Sekitar 1.000 orang berdemo secara damai di area Harbourfront di Hong Kong, Minggu 22 Desemmber 2019. Mereka mengibarkan bendera dan poster terkait Uighur sebagai bentuk dukungan.
Aksi dukungan ini merupakan bagian dari gerakan pro-demokrasi yang telah berlangsung di Hong Kong selama hampir tujuh bulan.
"Kita tidak boleh melupakan mereka yang memiliki tujuan sama, yakni kebebasan dan demokrasi serta perjuangan menentang Partai Komunis Tiongkok," ujar seorang demonstran yang menggunakan pengeras suara, dikutip dari Deutsche Welle.
Polisi kemudian bergerak mendekati Harbourfront dan membubarkan aksi solidaritas tersebut dengan menggunakan semprotan merica. Demonstran membalas dengan lemparan botol kaca dan batu.
Sejumlah pakar Perserikatan Bangsa-Bangsa dan organisasi hak asasi manusia mengklaim telah mendokumentasikan bahwa Tiongkok menahan sedikitnya satu juta Uighur dan minoritas Muslim lainnya di Xinjiang.
Tiongkok menegaskan tempat penahanan tersebut pada kenyataannya adalah "pusat pelatihan vokasional" yang diperlukan untuk memerangi bibit terorisme di Xinjiang. Beijing membantah keras telah berlaku kasar terhadap Uighur.

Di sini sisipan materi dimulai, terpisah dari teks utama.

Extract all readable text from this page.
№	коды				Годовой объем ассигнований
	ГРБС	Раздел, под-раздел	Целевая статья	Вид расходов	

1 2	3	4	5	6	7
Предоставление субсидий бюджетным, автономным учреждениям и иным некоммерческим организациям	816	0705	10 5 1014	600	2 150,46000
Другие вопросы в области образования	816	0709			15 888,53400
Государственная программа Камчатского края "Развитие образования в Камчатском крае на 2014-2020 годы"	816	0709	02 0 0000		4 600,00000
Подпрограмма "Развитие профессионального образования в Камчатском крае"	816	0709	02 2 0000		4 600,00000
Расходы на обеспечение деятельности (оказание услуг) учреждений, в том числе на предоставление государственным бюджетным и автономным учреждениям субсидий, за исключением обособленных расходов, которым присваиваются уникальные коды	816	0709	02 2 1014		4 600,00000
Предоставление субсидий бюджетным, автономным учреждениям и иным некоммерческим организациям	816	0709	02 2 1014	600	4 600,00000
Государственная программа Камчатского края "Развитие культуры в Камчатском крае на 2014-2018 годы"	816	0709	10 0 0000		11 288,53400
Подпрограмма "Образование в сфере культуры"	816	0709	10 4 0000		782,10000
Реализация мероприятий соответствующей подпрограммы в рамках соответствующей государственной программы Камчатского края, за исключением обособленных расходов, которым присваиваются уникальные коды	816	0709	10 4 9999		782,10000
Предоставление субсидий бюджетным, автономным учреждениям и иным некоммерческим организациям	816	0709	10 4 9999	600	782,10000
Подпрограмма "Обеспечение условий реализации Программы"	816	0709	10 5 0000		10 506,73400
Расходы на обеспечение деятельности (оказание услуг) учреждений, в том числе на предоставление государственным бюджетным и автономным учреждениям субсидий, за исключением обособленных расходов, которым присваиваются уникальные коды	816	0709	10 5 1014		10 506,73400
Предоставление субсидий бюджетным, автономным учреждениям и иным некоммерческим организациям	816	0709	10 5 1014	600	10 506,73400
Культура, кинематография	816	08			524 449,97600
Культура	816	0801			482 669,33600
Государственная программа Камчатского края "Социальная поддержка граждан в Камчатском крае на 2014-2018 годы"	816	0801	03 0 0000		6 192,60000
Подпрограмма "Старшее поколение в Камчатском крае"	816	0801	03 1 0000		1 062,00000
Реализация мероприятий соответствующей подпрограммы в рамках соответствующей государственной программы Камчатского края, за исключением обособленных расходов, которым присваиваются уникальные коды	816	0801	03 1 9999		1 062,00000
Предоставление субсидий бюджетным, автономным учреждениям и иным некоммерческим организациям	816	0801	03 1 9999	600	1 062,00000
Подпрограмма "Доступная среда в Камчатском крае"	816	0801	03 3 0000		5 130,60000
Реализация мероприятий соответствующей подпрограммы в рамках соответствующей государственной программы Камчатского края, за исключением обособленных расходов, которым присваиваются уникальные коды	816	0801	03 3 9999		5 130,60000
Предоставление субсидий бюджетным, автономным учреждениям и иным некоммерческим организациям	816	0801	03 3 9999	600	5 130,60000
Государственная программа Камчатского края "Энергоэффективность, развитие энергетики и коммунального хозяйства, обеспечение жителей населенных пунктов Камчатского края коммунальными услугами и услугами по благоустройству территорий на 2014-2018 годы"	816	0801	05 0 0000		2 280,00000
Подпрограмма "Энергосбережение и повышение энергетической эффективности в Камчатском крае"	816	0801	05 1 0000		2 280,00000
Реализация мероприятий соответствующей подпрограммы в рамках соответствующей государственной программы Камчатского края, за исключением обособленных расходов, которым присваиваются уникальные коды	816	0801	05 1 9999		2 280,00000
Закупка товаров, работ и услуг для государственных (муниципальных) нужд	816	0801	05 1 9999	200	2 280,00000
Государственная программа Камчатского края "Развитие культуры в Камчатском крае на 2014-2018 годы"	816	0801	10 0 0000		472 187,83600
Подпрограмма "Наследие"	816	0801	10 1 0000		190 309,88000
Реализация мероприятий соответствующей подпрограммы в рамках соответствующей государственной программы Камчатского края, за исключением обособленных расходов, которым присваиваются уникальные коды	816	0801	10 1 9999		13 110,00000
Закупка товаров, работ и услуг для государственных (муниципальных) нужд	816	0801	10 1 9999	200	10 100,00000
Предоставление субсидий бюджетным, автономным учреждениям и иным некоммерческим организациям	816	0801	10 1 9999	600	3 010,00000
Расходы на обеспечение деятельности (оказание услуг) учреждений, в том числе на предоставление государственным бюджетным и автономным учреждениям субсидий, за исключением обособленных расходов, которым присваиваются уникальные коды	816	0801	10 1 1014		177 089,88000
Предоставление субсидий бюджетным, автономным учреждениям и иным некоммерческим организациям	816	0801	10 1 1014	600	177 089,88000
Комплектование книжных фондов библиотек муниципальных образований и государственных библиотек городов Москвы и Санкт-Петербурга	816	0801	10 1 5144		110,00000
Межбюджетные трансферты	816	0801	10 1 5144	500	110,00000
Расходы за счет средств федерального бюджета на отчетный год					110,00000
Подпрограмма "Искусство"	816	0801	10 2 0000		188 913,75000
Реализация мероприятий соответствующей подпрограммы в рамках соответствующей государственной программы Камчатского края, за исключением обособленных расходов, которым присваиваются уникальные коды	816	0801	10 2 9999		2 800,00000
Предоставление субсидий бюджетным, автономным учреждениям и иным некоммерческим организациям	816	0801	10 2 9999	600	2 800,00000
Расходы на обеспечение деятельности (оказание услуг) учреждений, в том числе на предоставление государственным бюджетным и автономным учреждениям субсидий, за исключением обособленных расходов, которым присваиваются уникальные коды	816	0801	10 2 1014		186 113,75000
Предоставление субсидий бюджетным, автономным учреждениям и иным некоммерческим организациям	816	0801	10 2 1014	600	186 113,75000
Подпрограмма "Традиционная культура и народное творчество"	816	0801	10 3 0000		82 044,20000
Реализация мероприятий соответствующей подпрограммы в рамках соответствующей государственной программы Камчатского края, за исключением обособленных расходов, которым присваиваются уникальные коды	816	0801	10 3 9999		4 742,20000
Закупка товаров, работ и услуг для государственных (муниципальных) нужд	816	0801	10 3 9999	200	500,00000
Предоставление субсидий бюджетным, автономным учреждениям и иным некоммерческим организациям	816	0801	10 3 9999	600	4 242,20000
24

Gelombang protes di Hong Kong dimulai dengan aksi protes menentang undang-undang ekstradisi, yang mengatur mengenai pengiriman tersangka kasus kriminal ke Tiongkok. Aksi unjuk rasa tetap berlanjut meski UU tersebut telah disingkirkan, dan gerakan protes meluas menjadi aksi memperjuangkan demokrasi dari pengaruh Tiongkok.
Banyak demonstran khawatir sistem pengawasan dan "kamp vokasional" yang diterapkan Tiongkok di Xinjiang juga diberlakukan di Hong Kong.
"Pemerintah Tiongkok sangat senang mengendalikan apapun. Mereka tidak bisa menerima opini berbeda," kata Katherine, seorang pedemo Hong Kong berusia 20-an tahun kepada AFP.
"Di Xinjiang, mereka (Tiongkok) melakukan apa yang mereka lakukan saat ini karena memang punya kuasa. Jika mereka mengambil alih Hong Kong, mereka akan melakukan hal yang sama kepada kami," lanjut dia.
Hong Kong diserahkan dari Inggris kepada Tiongkok pada 1997. Tiongkok kemudian memberlakukan skema "Satu Negara, Dua Sistem" yang memberikan sejumlah kebebasan kepada Hong Kong.